2024-01-15T10:30:50Z [ERROR] database: connection timeout after 30s retry in 5s...
2024-01-15T10:30:52Z [INFO] database: reconnected successfully
2024-01-15T10:30:55Z [ERROR] api-gateway: authentication failed for user admin@example.com
2024-01-15T10:31:00Z [WARN] nginx: memory usage 85% threshold
2024-01-15T10:31:05Z [ERROR] message-queue: failed to publish message, queue full
2024-01-15T10:31:10Z [ERROR] api-gateway: authentication failed for user test@example.com
2024-01-15T10:31:15Z [INFO] cache: service started"""
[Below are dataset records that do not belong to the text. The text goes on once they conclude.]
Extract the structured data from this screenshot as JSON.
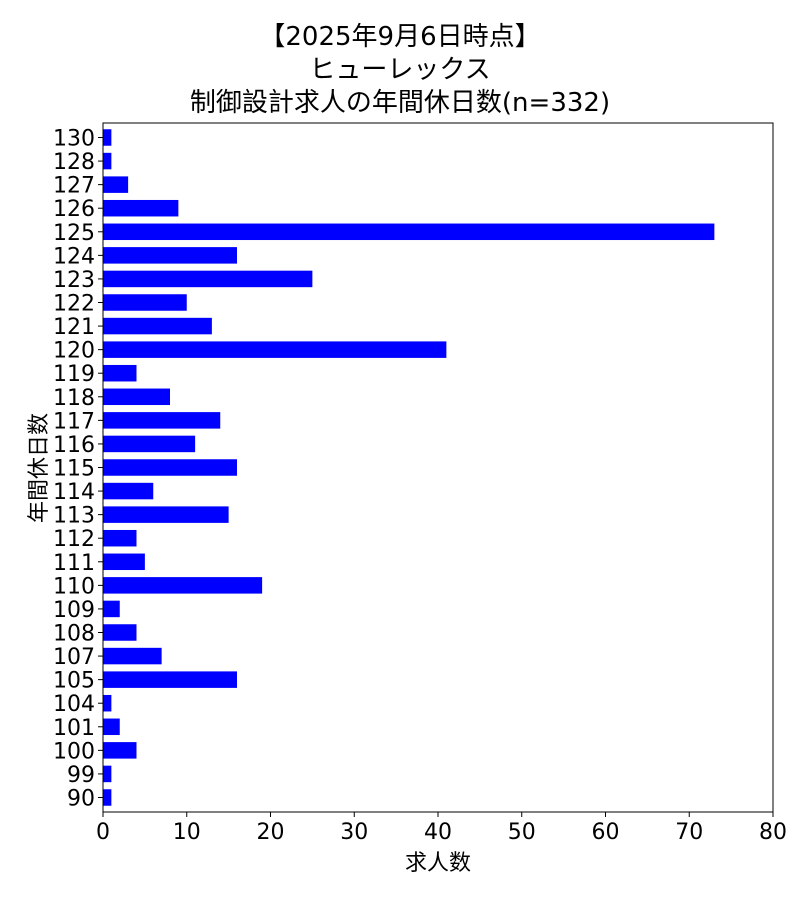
{
  "chart_data": {
    "type": "bar",
    "orientation": "horizontal",
    "title": [
      "【2025年9月6日時点】",
      "ヒューレックス",
      "制御設計求人の年間休日数(n=332)"
    ],
    "xlabel": "求人数",
    "ylabel": "年間休日数",
    "xlim": [
      0,
      80
    ],
    "xticks": [
      0,
      10,
      20,
      30,
      40,
      50,
      60,
      70,
      80
    ],
    "grid": false,
    "bar_color": "#0000ff",
    "categories": [
      "130",
      "128",
      "127",
      "126",
      "125",
      "124",
      "123",
      "122",
      "121",
      "120",
      "119",
      "118",
      "117",
      "116",
      "115",
      "114",
      "113",
      "112",
      "111",
      "110",
      "109",
      "108",
      "107",
      "105",
      "104",
      "101",
      "100",
      "99",
      "90"
    ],
    "values": [
      1,
      1,
      3,
      9,
      73,
      16,
      25,
      10,
      13,
      41,
      4,
      8,
      14,
      11,
      16,
      6,
      15,
      4,
      5,
      19,
      2,
      4,
      7,
      16,
      1,
      2,
      4,
      1,
      1
    ]
  }
}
sample_log.write_text(sample_log_content)
# Analyze
analysis = analyze_logs(sample_log)
# Print report
print_report(analysis)
# Save JSON report
save_json_report(analysis, "report.json")
print("\nJSON report saved to report.json")
🧪 Test Cases
- Normal case: Parse valid log file, verify error counts and types match.
- Edge cases: (a) File not found, (b) malformed lines (missing fields), (c) empty file, (d) no errors (all INFO lines).
- Accuracy: Verify regex correctly extracts all fields, error categorization works.
🚀 Enhancements
- Add argparse to accept log file path, output format (text/json), error threshold from CLI.
- Time-window filtering: analyze only errors from last 1 hour (parse timestamps).
- Alert threshold: flag if error rate exceeds 5% or specific service has >10 errors.
- Write to external log aggregation API (like sending to a monitoring system).
- Process multiple log files and merge reports.
💡 Hints
- Use regex groups to extract components; test pattern with sample lines first.
- Collections.defaultdict simplifies nested grouping.
- File I/O should be a generator (for line in f:) for large files; do not load entire file into memory.
- Handle parsing errors gracefully; a few malformed lines should not crash the script.